You have made it clear that you are not fond of President Obama before. At first I was shocked that anyone writing about art would have an opinion against Obama. But then I think about what was said to us artists during the campaign and the promises that have yet to happen and I get frustrated as well. How does this choice support artists in the United States? It does not represent me or how I view myself as an American. This administration only supports US art when it needs US votes!!! I vote Democrat if you are wondering. Thanks for hitting on his!!!

Stephen Washburn
"The bones of the dead horse have been reduced to dust-- yet the theme continues to be kicked."

Thanks for that image of this phenomena! I suppose kicking a dead horse doesn't take much courage.

I agree with Stephen. More courage would be tackling the subject of Islamic extremism with art. That would be politically incorrect though.
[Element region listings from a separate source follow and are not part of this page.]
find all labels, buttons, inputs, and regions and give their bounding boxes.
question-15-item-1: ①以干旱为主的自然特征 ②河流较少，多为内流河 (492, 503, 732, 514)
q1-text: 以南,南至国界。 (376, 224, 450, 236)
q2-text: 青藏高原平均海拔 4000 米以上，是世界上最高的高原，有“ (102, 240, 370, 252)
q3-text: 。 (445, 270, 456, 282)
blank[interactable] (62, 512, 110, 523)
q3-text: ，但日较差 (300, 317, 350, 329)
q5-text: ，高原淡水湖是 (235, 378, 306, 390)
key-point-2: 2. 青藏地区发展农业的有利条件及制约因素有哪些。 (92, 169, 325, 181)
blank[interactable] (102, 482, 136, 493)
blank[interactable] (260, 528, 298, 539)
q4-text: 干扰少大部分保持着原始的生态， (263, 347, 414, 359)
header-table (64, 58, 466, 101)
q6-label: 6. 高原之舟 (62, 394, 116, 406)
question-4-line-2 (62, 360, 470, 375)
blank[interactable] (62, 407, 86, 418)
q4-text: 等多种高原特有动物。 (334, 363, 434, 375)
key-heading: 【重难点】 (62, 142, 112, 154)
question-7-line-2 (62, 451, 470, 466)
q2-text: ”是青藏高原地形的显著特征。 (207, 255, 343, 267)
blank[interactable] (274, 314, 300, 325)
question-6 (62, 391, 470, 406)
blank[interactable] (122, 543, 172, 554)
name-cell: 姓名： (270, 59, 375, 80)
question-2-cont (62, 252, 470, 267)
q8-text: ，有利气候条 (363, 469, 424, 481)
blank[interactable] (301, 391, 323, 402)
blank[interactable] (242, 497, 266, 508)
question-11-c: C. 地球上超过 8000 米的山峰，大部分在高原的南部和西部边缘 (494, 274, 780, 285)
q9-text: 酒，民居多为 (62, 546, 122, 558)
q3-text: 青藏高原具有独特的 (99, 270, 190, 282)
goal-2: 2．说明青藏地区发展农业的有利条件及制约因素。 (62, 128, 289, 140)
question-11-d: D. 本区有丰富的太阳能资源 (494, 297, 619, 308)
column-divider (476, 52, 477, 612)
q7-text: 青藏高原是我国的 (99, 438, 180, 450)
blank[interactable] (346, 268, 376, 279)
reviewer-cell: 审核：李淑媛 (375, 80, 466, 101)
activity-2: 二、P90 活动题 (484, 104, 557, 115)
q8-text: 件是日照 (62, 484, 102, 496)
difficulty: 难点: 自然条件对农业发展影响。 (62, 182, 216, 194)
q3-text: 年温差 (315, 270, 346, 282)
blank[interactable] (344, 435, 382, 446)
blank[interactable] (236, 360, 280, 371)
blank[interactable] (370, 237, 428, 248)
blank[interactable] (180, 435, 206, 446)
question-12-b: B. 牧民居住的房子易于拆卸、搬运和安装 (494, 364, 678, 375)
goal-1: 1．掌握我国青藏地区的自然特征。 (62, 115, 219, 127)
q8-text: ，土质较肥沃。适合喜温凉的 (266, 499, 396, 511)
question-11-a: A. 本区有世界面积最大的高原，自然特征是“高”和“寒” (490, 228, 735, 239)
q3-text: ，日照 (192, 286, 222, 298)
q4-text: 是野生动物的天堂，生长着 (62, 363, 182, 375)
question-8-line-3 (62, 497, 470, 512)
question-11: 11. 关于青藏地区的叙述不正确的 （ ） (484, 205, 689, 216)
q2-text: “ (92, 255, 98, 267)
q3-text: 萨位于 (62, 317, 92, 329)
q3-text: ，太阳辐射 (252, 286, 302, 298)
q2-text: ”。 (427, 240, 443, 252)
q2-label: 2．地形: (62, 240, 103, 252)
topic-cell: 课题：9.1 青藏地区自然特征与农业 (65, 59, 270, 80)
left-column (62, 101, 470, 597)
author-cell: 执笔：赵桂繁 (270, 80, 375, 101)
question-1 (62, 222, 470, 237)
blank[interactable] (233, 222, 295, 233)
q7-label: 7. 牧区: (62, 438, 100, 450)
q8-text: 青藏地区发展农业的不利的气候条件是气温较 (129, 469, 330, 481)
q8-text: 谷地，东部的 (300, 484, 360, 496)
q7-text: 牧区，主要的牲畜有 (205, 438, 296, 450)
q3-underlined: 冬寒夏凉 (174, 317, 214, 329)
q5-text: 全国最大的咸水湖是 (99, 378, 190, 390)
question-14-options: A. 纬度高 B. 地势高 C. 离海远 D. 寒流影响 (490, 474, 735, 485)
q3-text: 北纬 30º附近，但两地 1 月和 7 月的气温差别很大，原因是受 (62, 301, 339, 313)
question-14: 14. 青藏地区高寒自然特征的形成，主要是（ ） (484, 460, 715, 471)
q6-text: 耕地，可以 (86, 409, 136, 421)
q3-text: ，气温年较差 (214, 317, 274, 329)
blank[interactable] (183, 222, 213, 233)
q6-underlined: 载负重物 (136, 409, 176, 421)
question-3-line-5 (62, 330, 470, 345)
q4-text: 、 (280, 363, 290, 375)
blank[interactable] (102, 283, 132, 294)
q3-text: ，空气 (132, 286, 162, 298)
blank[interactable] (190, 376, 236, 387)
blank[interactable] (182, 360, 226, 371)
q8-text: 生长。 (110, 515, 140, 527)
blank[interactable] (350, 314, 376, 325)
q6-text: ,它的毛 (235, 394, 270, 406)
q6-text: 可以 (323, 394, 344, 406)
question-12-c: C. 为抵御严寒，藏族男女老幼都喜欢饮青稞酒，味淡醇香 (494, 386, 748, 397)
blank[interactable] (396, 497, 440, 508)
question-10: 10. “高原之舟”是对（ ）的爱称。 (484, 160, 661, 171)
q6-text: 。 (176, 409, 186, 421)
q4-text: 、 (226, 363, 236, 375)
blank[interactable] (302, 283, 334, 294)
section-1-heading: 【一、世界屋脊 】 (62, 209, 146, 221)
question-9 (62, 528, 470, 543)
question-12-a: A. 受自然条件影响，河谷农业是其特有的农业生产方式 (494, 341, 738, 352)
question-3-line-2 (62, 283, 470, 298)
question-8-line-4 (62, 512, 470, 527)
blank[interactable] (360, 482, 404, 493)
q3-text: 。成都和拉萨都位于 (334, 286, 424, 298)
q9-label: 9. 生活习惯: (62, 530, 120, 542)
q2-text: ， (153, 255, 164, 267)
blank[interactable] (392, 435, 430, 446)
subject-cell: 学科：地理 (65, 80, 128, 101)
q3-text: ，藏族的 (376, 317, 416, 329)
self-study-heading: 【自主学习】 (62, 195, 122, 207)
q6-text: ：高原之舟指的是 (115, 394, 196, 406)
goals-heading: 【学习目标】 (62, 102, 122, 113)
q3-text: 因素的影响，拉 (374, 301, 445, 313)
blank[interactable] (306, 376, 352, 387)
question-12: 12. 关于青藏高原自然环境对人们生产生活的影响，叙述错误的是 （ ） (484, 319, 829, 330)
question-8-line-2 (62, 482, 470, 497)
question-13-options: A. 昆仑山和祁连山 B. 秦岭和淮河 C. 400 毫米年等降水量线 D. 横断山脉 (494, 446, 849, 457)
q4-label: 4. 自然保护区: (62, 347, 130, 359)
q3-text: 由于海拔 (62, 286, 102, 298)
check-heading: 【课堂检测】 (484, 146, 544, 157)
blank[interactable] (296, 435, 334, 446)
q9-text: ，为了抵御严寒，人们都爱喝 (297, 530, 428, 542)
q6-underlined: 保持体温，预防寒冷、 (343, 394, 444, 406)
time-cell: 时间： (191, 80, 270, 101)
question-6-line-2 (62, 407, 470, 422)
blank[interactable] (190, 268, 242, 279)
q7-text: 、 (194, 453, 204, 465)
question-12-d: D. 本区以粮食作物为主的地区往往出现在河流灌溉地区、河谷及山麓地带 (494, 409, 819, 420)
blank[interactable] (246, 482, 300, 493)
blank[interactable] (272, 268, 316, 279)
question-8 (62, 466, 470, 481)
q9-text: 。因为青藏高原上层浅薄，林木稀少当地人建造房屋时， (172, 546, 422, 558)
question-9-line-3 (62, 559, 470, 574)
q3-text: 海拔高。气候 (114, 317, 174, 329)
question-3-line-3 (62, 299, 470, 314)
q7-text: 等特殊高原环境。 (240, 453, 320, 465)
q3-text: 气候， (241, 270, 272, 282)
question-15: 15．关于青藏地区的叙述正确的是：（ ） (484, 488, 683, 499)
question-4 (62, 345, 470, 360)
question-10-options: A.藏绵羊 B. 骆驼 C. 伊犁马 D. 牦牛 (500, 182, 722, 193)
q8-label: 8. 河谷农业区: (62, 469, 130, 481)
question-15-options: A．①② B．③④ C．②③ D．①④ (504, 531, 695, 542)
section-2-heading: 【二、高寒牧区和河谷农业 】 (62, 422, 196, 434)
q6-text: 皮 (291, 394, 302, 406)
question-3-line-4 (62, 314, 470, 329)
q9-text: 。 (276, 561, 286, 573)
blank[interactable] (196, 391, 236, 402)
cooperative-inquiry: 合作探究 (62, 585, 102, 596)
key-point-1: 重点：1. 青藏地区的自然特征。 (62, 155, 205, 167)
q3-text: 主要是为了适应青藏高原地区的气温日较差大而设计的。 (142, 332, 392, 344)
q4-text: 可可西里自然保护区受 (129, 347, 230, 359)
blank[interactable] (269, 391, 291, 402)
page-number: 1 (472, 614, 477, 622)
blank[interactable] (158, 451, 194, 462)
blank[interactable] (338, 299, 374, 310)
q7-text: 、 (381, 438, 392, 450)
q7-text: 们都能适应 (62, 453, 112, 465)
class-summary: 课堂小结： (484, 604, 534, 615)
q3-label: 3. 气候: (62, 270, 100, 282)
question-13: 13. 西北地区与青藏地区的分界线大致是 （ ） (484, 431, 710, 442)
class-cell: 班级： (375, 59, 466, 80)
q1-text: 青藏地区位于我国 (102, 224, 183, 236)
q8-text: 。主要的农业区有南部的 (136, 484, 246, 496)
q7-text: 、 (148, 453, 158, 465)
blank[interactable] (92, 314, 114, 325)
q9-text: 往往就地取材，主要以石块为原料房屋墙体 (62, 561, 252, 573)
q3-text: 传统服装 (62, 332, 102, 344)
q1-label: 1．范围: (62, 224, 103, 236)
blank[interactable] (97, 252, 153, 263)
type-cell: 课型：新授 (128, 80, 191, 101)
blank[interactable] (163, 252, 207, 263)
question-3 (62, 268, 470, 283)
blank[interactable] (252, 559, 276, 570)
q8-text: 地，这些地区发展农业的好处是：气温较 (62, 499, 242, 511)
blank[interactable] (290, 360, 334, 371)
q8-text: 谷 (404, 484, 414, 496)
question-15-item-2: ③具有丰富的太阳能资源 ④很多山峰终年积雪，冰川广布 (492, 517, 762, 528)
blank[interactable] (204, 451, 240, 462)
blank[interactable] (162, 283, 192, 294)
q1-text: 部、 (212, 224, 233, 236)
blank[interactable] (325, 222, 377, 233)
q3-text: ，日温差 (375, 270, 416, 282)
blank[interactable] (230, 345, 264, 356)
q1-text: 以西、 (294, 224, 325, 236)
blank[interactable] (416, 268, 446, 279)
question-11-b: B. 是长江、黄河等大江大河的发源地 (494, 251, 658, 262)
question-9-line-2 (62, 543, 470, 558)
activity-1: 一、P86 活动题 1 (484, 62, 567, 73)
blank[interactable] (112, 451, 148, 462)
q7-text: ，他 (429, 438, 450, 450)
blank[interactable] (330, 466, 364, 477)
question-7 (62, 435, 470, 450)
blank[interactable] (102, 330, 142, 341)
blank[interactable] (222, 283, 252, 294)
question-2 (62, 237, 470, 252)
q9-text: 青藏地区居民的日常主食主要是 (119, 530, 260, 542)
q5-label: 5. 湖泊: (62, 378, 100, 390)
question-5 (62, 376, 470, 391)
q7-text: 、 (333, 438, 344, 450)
Ha,ha,ha!!!

The VB is about the most shocking art. It would have been more shocking if these two artists had made bowling pins out of world leaders the US government is not friends with and a bowling ball out of Osama bin Laden's head. Bowling is very American.

Brian Sherwin
Visual rhetoric against the US, if you will, is not 'wrong'. There is a place for it. I just think it has become easy-- boring. Show me something new already. Ha! I don't think these installations were appropriate at this time and at such a major art event. I don't think they fairly depict where the United States is at right now.

Glena -- you won't see visual social commentary like that because it would be considered "hateful" or "racist". There are two easy targets to speak out against within the mainstream contemporary art world. Those two targets are the US and Christ. 'Attack' any other country as much or any religious figure with the same intent and the cloud of political correctness can soon be seen over head.

The professional art world is spineless in that regard.

Brian Sherwin
We see the same thing with politicians and how they are depicted in art. A work of art involving Sarah Palin topless dancing around a poll would be considered acceptable by the professional mainstream contemporary art world. A work of art involving Michelle Obama in the same scenario would be labeled as racist or worse.

I can recall dozens of works that involved President Bush with a gun scope target over his head and few complained. If the is done with President Obama people get into an uproar. This all goes back to the bias that exists within the art world in general. I'm not saying that either direction is 'good'-- I just find it interesting that one image can be considered 'brilliant' while the other is considered 'horrible' just because of who or what is involved.

Brian Sherwin
Just to be clear-- I'm not a fan of Sarah Palin.